Why do we need to know about sandalwood and various synthetics? I’ve never said I can detect Mysore sandalwood or even any natural one. All I know is what smells “natural” to me (and I almost always use that term in quotation marks or say natural-smelling). I can’t remember anyone saying they know for sure that Zino once had Mysore sandalwood or a natural one. And if one person did say it, we have yet again arrived at an exception proving the rule situation. What I have said is that in some cases there appears to have been a reformulation of this or that scent (usually ones from the early 90s or prior) which rendered it “synthetic” smelling, or lacking in depth, complexity, balance, etc. And I’ll just mention here that I have heard claims that some newer scents seem to have been reformulated into a weaker version, and my guess is that this was done with Rochas Man, based upon a few bottles I’ve owned.
One of my favorite “sandalwood scents” is Barbara Bui Le Parfum (2004), which I assume has no natural sandalwood. Another favorite is the first formulation of Heritage, which has a complex, dry, particulate, sandalwood note that I assume is at least partially due to natural sandalwood of one kind or another. Sensitivities do change significantly, at least for some people, and at one time the Barbara Bui scent was too strong for me, but what I’ve learned is that when I read reviews it’s important to distinguish between “top notes people” and those who are able to get a clear sense of the drydown. For example, a “top notes person” might say something like, “this is great for about an hour and then I can hardly smell anything, just a fuzzy and generic nothing scent.”
Now this might be accurate, but I read what others say, look at the notes, consider the “house” that released it, and consider any other piece of information that might be of use. It’s also true that due to sensitivity differences, one person’s soft/generic/fuzzy drydown might be another’s deep/rich/complex one!
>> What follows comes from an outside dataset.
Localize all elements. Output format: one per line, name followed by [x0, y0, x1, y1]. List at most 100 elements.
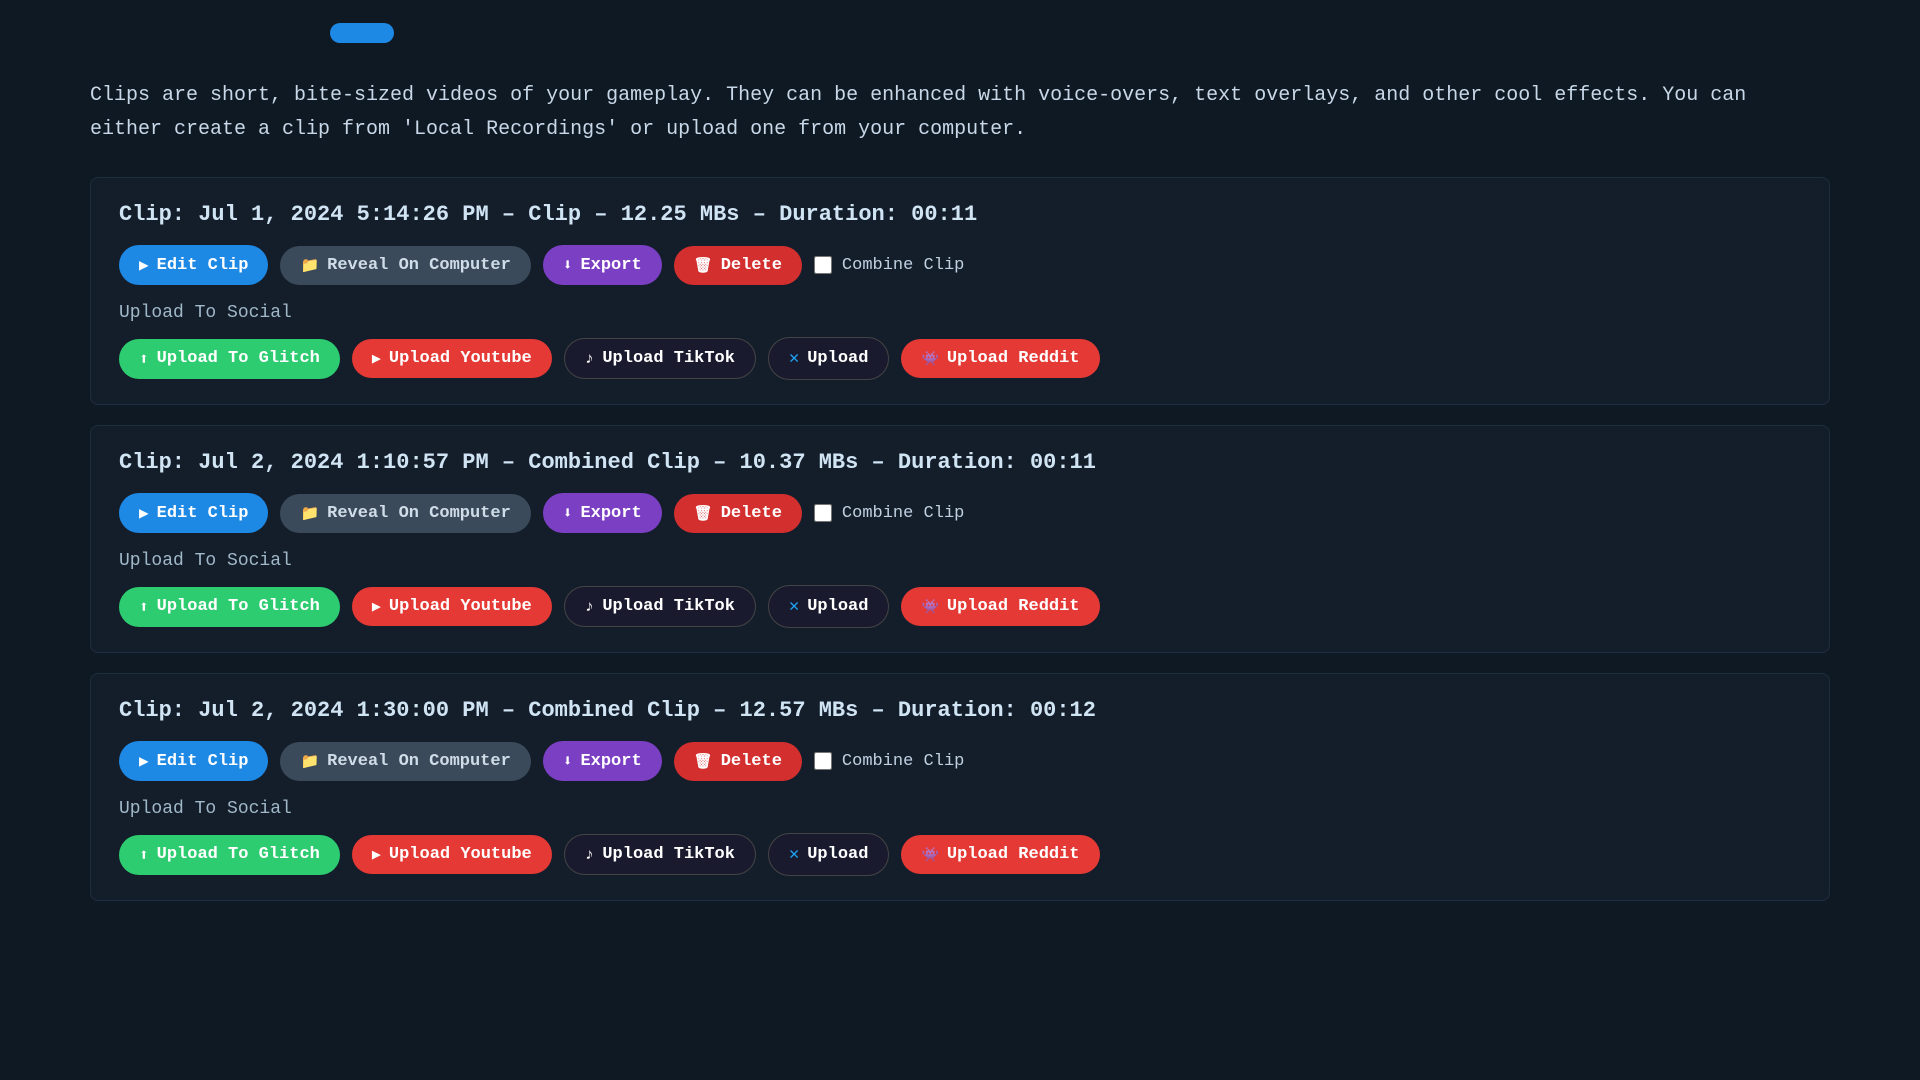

And though I’d never want to be without a bottle of many vintage formulations, I enjoy variety – that includes many “super cheapos.” I have no axe to grind, though I do point out that if a company reformulates a scent significantly it seems appropriate to give it a new name. The new formulation of Z-14 is quite interesting, and I may wear it more than the first formulation simply due to personal preference (which in this case may involve variety being a high priority to me), but I don’t understand why it couldn’t be called something like “Z-14 Now.” I don’t think it’s fair to sell this to people who may have worn it twenty or thirty years ago and have no reason to expect to smell what’s in the new bottles.
NOTE: The bottle pictured above is what some of us believe is the poorly-reformulated Zino, though as I’ve said more than once, even if this is accurate, it’s possible that some older batches of liquid were put into bottles with the new design, or that some extra older style bottles were filled with a reformulated liquid.